The crisis in primary care: What does the future hold?
By Zoë Buhrmaster/Montana Fellow
Despite the data backing primary care as an effective way to fight chronic disease and lower health care costs, the field is under-resourced and overburdened, physicians said during an HJ26 session. Panelists pointed to the nation’s fee-for-service (FFS) system as a leading factor and shared possible solutions to growing the field, including relying upon often overlooked nurse practitioners.
An analysis of Medical Expenditure Panel Survey data from 2016 to 2022 shows that adults who regularly see a primary care physician are 20% less likely to have a hospitalization and 11% less likely to have an emergency department visit.

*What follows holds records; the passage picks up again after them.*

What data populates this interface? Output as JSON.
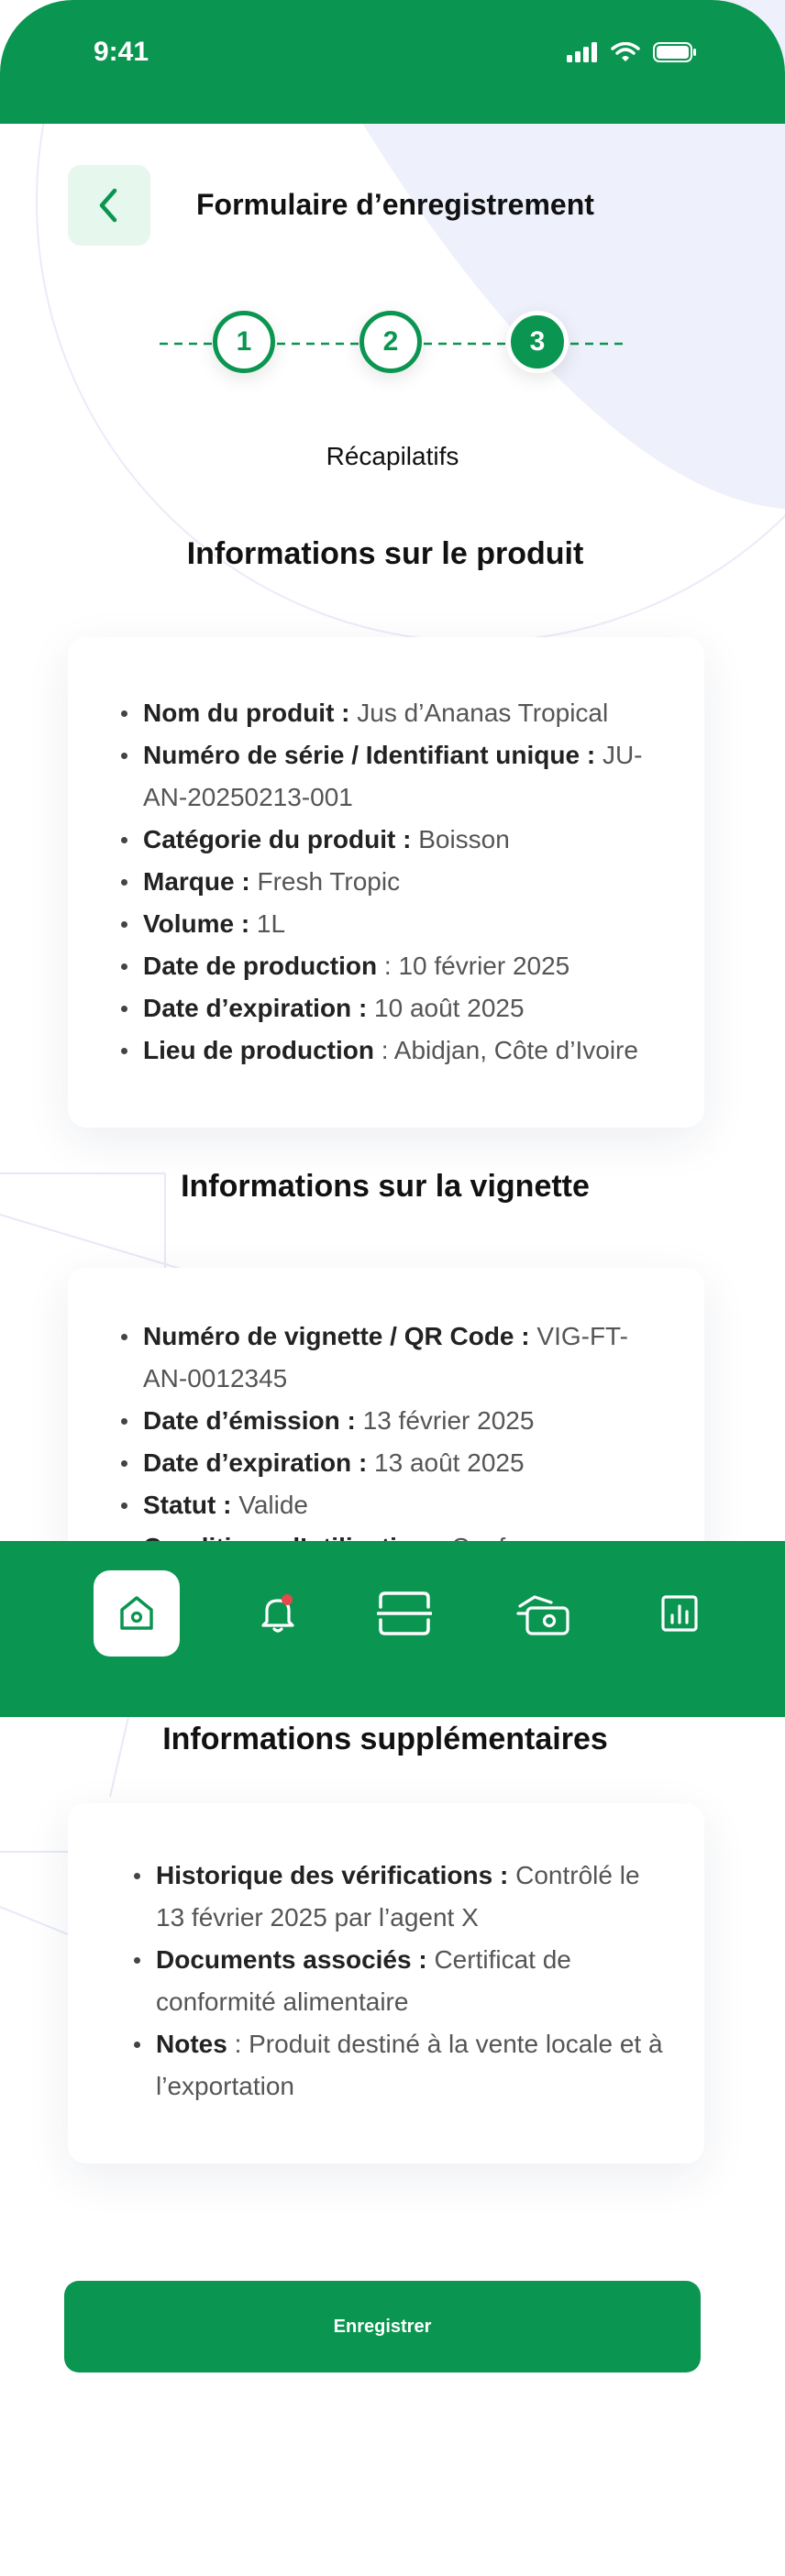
{
  "status_bar": {
    "time": "9:41"
  },
  "header": {
    "title": "Formulaire d’enregistrement"
  },
  "stepper": {
    "steps": [
      "1",
      "2",
      "3"
    ],
    "current_label": "Récapilatifs"
  },
  "product": {
    "title": "Informations sur le produit",
    "items": [
      {
        "label": "Nom du produit :",
        "value": " Jus d’Ananas Tropical"
      },
      {
        "label": "Numéro de série / Identifiant unique :",
        "value": " JU-AN-20250213-001"
      },
      {
        "label": "Catégorie du produit :",
        "value": " Boisson"
      },
      {
        "label": "Marque :",
        "value": " Fresh Tropic"
      },
      {
        "label": "Volume :",
        "value": " 1L"
      },
      {
        "label": "Date de production",
        "value": " : 10 février 2025"
      },
      {
        "label": "Date d’expiration :",
        "value": " 10 août 2025"
      },
      {
        "label": "Lieu de production",
        "value": " : Abidjan, Côte d’Ivoire"
      }
    ]
  },
  "vignette": {
    "title": "Informations sur la vignette",
    "items": [
      {
        "label": "Numéro de vignette / QR Code :",
        "value": " VIG-FT-AN-0012345"
      },
      {
        "label": "Date d’émission :",
        "value": " 13 février 2025"
      },
      {
        "label": "Date d’expiration :",
        "value": " 13 août 2025"
      },
      {
        "label": "Statut :",
        "value": " Valide"
      },
      {
        "label": "Conditions d’utilisation :",
        "value": " Conf..."
      }
    ]
  },
  "supplementary": {
    "title": "Informations supplémentaires",
    "items": [
      {
        "label": "Historique des vérifications :",
        "value": " Contrôlé le 13 février 2025 par l’agent X"
      },
      {
        "label": "Documents associés :",
        "value": " Certificat de conformité alimentaire"
      },
      {
        "label": "Notes",
        "value": " : Produit destiné à la vente locale et à l’exportation"
      }
    ]
  },
  "bottom_nav": {
    "items": [
      "home-icon",
      "bell-icon",
      "scanner-icon",
      "payment-icon",
      "report-icon"
    ],
    "active": "home-icon",
    "notification_color": "#e5484d"
  },
  "actions": {
    "save_label": "Enregistrer"
  },
  "colors": {
    "primary": "#0a9550",
    "primary_light": "#e6f7ee"
  }
}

For children, the impact is even higher, said Yalda Jabbarpour, M.D. Data from the same analyses shows kids are 50% less likely to have ambulatory care sensitive conditions and hospitalizations.
“Primary care is the backbone of the health care system, but the data that we found in the Medical Expenditure Panel Survey shows that only 5% of total health care expenditures actually goes to primary care,” Jabbarpour said.
She pointed to the FFS system, a transactional model for health care payments in the United States that reimburses physicians based on value unit codes. For primary care, which relies upon a continuity of care and developing a relationship with patients to better understand their specific needs, the FFS model fails to reimburse physicians for time that is not identifiable with a code.
Overburdened physicians are subsequently often leaving the workforce, said Kate Schreck, M.D., noting that many doctors are moving to smaller direct care practices or working part time.
In Minneapolis, Schreck is working on building recruitment by exposing medical students to positive primary care experiences before they graduate. Well-resourced teams can look for alternative funding resources, she said. Practices can allow providers to create their own schedule to help reduce burnout, she added.
“Autonomy is a big one when we think about retention in the workforce,” Schreck said.
Both doctors said the payment model is in need of reform particularly for primary care reimbursement methods nationwide, something CMS has only recently begun to look into.
Jessica Horstmann, a nurse practitioner at a federally qualified health center, added that nurse practitioners are already boosting primary care access and are projected to continue the trend. Practitioners are one of the fastest growing professions in the United States and now make up 47% of all primary care clinicians, according to a study by the Milbank Memorial Fund.
“You’ll often hear that what nurse practitioners bring is filling gaps in care and filling gaps in the physician workforce,” Horstmann said. “I want to push back on that language. Nurse practitioners provide a complementary role that’s valuable in its own right and it intentionally operates under a different model. We’re not gap fillers, we are expanding access to care.”
Zoë Buhrmaster is a staff writer for the Flathead Beacon.